Hotel Verdant and its two restaurant concepts are among 70 businesses, ranging from beauty salons to real estate agencies, that have opened physical locations in downtown Racine since 2021, said Kruse. Many of those businesses now stand to benefit from the increased foot traffic and exposure a new hotel can bring to a downtown neighborhood.

“We do get a lot of visitors from the Milwaukee and Chicago areas – it’s such an easy, day-trip drive – and this should really help catapult more people to come down for the day and have a beautiful stay (at Hotel Verdant),” she said.

As Racine’s only full-service, boutique hotel property, Verdant is expected to draw locals and visitors alike. It particularly serves a need for higher-end lodging options suitable for out-of-town execs or clients of the larger companies in the area, such as S.C. Johnson, Johnson Outdoors, Modine and Case IH.

“All of these large businesses are looking for a quality place to have people stay when they come into town and they previously had to send them to Milwaukee,” said Mike O’Connor, co-principal and chief executive officer of Dominion Properties.

Community investment

When O’Connor and partner Christopher Adams embarked on Dominion’s first-ever hotel project – with CG Schmidt as the general contractor and The Kubala Washatko Architects and Chicago-based Gettys Group as the designers – sustainability was at the forefront of their vision. Beyond the use of chemically neutral materials throughout the construction process, the building features a green roof, solar panels, wind turbines generating on-site energy and an underground heating and cooling system.

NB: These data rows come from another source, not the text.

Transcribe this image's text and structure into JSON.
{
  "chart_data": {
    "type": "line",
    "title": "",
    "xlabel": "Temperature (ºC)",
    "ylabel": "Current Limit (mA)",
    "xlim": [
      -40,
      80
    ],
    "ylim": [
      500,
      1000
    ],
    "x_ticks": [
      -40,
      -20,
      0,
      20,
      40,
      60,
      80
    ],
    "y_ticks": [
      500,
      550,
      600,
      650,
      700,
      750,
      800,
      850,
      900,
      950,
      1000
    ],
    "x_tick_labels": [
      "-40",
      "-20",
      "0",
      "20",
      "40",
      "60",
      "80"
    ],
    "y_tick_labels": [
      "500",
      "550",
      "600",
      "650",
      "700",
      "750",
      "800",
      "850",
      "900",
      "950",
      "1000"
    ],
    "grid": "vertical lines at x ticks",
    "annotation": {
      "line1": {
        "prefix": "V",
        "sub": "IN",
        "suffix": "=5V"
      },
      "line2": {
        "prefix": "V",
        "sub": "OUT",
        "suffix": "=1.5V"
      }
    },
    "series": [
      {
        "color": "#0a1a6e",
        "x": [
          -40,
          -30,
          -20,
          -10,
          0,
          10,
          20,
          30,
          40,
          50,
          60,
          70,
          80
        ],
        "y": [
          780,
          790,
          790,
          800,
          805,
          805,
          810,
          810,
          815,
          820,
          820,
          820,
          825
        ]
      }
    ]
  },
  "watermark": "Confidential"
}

From a consumer-facing standpoint, the hotel was designed to serve as “Racine’s living room,” replete with cozy common spaces and roughly 200 works of original local art hanging on the walls of guest rooms and public areas thanks to a partnership between Dominion Properties and the Racine Art Museum.

To that end, the developer enlisted South Carolina-based Charlestowne Hotels to operate the property. With 42 hotels in 18 states – including now two in Wisconsin – Charlestowne specializes in managing adaptive reuse developments and properties located in secondary markets, which made Hotel Verdant a “dream” client, said CEO Kyle Hughey in a statement, calling Racine a “hidden gem tucked between Milwaukee and Chicago.”

“We needed somebody who had done this before, and they’re very capable,” O’Connor said of Charlestowne’s management style.

While Hotel Verdant was Dominion’s first project in Racine, it likely won’t be its last. The company bought the adjacent 4,000-square-foot building just south of the hotel with plans for a possible expansion of the hotel or to fill it with a complementary business. O’Connor also hinted of some other “secret projects” in the works.

The hotel is also not the only major project being added to downtown Racine. Just three blocks north, the Breakwater 233 luxury apartment complex is under construction for an expected August 2024 completion. Kruse said the project will provide some much-needed density to an often-quiet part of town.

“We don’t have a lot of market-rate apartments in the downtown district, so that should be a really nice catalyst because, as you can imagine, you need people living downtown with discretionary incomes in order to help those businesses survive Monday through Thursday, when maybe there aren’t as many events going on,” she said.